Cette Tönung, qui est une trajection du point de vue écouménal, a si profondément inspiré Heidegger qu’il y a consacré une bonne partie de son séminaire de 1929-1930, dont le texte a été repris après sa mort sous le titre Les Concepts fondamentaux de la métaphysique (Die Grundbegriffe der Metaphysik, 1983). [14] Il est vrai que, par un subtil décalage, il y est question de Grundstimmung plutôt que de Ton et de Tönung, subtilité qui échappe néanmoins aux traductions françaises, où l’on parle dans les deux cas de « tonalité » (ici « fondamentale »). L’idée reste la même, sauf que Heidegger précise les choses. Par exemple, la démonstration uexküllienne selon laquelle

[t]oute la richesse du monde environnant la tique (die Zecke umgebende Welt) rétrécit (schnurrt zusammen) et se transforme en une image pauvre (ein ärmliches Gebilde), composée pour l’essentiel de seulement trois signes sensibles (Merkmalen) et trois signes agibles (Wirkmalen) : c’est son milieu (ihre Umwelt). La pauvreté (Ärmlichkeit) du milieu conditionne cependant la certitude de l’activité, et la certitude est plus importante que la richesse

Uexküll, 1934 : 29

se déploie chez Heidegger dans la thèse célèbre qui veut que la pierre soit « sans monde » (weltlos), l’animal « pauvre en monde » (weltarm), et l’homme « formateur de monde » (weltbildend) (Heidegger, 1983 : § 42). On ne manquera pas de remarquer du reste que, chez Uexküll, parler de « pauvreté » du monde de la tique est contradictoire, car ce n’est que par rapport à l’Umgebung (c’est-à-dire, l’Umwelt de notre science) que ce monde peut être jugé pauvre et réduit à une simple image. Du point de vue de la tique, en revanche, son Umwelt est tout aussi complète et réelle que Platon, de son point de vue d’humain, l’a jugé du kosmos (c’est-à-dire de son Umwelt) dans les dernières lignes du Timée, où il est dit que le kosmos est « très grand, très bon, très beau et très achevé » (megistos kai aristos kallistos te kai teleôtatos). Heidegger quant à lui, d’un point de vue carrément anthropocentrique (et plus précisément logocentrique), verra « la pauvreté en monde comme privation de monde » (Weltarmut als Entbehren von Welt) (Heidegger, 1983 : § 46).

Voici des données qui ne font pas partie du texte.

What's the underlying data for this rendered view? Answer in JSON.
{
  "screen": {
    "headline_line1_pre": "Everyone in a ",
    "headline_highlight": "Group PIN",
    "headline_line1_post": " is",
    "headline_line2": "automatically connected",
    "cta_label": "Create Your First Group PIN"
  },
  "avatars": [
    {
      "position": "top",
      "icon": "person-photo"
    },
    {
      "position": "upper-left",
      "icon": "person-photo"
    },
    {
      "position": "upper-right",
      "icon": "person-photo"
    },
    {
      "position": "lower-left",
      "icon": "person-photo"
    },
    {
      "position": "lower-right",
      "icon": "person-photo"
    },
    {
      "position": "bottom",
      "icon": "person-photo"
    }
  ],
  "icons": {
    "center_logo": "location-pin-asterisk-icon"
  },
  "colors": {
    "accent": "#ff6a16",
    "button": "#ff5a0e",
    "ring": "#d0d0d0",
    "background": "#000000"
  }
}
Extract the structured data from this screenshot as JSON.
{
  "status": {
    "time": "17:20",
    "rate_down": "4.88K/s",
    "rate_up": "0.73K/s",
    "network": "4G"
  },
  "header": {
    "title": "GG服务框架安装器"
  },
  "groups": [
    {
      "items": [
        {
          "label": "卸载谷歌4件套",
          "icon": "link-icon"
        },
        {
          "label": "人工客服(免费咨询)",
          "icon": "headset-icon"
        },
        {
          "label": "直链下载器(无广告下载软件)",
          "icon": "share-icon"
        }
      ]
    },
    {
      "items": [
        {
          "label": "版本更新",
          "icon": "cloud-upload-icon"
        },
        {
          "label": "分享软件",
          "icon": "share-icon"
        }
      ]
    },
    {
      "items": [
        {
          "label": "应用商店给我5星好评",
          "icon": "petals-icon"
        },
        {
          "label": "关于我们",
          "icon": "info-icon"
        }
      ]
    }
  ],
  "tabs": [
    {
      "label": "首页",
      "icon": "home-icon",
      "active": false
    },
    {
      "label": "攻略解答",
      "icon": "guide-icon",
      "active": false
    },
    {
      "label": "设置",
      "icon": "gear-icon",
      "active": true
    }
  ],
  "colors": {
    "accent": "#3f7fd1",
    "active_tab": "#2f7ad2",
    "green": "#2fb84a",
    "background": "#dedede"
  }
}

Là où Heidegger innove, c’est bien en considérant la chose d’un point de vue logique et ontologique. Commentant la proposition énonciative chez Aristote, il montre que celui-ci, en parlant de σύνθεσις ,

(…) veut dire ce que nous appelons la structure d’« en tant que ». C’est ce qu’il veut dire, sans vraiment s’avancer expressément dans la dimension de ce problème. La structure d’« en tant que », la perception par avance unifiante (vorgängige einheitbildende Vernehmen) de quelque chose en tant que quelque chose (etwas als etwas), est la condition de possibilité de la vérité ou de la fausseté du λόγος

Idem : 466

Cette « perception par avance unifiante », Heidegger l’assimile (Idem : § 69) à la prédication de a en tant que b, qui fait que « a est b ». C’est le « moment structurel de l’évidence » (Strukturmoment der Offenbarkeit) par laquelle les choses apparaissent en tant que quelque chose. C’est l’en-tant-que de l’étant en tant que tel (das Seiende als solches), en somme le qua du ens qua ens, le ᾗ du ὄν ᾗ ὄν.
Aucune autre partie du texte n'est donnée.